Joseph Byron Totten was a playwright and an actor in theater[1] and silent films in the United States. He also directed films for Vitagraph.
He was an actor for Essanay. He had a 47 acre farm in Pendleton Hill, Connecticut where he kept horses, cattle, and a kennel.[2]
He wrote No Gold Could Buy Her, No One Pity Her, The Cowboy and the Squaw, The Ranchman's Daughter, The Queen of the Cowboys, and The First Lady in the Land, both copyrighted in 1907.[3] He wrote the play Spook House.[4] He wrote The Forger, "a society problem play", copyrightednin 1908.[5] He wrote and directed Lighthouse by the Sea, cooyrighted in 1915.[6] He also cooyrighted the 3-reel, 3-act, The Boys Will Be Boys in 1915.[7]

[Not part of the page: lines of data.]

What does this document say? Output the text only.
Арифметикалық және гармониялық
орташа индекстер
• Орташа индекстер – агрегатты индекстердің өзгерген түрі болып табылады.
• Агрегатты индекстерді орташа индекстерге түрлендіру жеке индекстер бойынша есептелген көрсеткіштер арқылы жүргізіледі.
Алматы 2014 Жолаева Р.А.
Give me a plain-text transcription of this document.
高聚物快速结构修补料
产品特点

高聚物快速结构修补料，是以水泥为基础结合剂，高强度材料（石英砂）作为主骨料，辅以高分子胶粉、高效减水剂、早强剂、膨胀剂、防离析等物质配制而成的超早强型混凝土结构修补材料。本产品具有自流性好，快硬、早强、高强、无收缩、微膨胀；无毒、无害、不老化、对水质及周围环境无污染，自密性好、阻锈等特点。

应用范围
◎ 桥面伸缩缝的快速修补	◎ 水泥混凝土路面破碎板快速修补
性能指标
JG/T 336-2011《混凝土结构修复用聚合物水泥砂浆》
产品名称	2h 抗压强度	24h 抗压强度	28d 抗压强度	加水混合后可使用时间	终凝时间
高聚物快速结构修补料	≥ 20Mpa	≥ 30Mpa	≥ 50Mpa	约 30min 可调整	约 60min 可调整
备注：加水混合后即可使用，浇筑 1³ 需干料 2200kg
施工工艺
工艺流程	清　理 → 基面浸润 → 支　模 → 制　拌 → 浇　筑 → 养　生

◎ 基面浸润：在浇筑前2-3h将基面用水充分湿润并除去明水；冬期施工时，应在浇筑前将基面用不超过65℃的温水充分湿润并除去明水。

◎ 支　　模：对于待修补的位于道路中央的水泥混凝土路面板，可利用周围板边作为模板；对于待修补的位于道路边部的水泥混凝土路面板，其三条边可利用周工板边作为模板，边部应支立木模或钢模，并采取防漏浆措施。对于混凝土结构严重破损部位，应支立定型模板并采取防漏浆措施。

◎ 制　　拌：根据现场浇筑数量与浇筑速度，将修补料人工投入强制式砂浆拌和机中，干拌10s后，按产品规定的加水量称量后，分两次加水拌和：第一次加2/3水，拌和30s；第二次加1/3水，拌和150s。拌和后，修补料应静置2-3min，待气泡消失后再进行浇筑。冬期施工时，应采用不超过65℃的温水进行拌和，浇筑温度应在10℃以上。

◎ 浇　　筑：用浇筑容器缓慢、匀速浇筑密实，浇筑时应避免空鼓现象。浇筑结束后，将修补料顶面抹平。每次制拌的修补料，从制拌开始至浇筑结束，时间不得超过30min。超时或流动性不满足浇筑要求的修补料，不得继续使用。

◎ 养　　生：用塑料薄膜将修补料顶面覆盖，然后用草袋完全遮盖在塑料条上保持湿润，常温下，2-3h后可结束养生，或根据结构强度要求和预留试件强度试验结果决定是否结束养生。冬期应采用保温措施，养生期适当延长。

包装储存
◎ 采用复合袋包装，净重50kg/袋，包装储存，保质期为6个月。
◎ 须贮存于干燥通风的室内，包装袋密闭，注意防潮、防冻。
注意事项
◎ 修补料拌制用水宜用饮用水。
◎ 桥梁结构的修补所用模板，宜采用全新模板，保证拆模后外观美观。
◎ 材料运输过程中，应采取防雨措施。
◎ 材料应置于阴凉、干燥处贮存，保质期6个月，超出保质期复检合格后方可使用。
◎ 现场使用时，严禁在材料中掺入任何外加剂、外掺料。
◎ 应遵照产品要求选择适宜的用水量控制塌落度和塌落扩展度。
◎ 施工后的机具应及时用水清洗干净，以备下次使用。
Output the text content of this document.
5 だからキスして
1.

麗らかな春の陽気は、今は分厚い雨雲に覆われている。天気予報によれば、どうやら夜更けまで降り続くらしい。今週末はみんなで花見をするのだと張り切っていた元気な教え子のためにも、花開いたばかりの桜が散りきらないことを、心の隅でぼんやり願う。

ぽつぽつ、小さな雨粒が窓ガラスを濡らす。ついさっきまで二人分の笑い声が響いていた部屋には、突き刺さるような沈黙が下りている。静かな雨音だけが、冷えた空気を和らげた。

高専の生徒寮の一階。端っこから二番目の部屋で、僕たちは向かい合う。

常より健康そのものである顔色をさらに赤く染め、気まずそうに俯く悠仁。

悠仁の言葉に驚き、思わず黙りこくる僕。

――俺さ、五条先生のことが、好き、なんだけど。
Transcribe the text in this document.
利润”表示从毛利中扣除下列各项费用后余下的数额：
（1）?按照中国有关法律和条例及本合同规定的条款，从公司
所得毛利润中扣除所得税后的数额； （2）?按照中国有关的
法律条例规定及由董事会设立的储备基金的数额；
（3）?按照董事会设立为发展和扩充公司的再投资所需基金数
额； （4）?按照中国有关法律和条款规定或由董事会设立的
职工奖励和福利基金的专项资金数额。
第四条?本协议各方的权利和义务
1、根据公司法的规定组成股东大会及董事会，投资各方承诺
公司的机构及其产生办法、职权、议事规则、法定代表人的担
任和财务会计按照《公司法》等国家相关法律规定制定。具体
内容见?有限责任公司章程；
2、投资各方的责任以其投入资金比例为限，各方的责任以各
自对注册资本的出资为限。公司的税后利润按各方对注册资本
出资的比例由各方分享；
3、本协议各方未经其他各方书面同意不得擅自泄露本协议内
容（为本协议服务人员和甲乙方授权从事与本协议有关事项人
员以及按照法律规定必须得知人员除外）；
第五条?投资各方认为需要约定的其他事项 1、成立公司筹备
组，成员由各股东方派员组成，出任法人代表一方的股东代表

He wrote the play The World and a Woman.[8]
actor writer director
He wrote a dramatization of Harold McGrath's novel The Woman Armsan. It was staged in 1915.[9] He wrote and staged Love's Call. He was described as having a "primitive passion for triplicate nomenclature".[10]
He wrote the words to the song "Piquita" with music by Arthur Bergh, copyrighted in 1925.[11]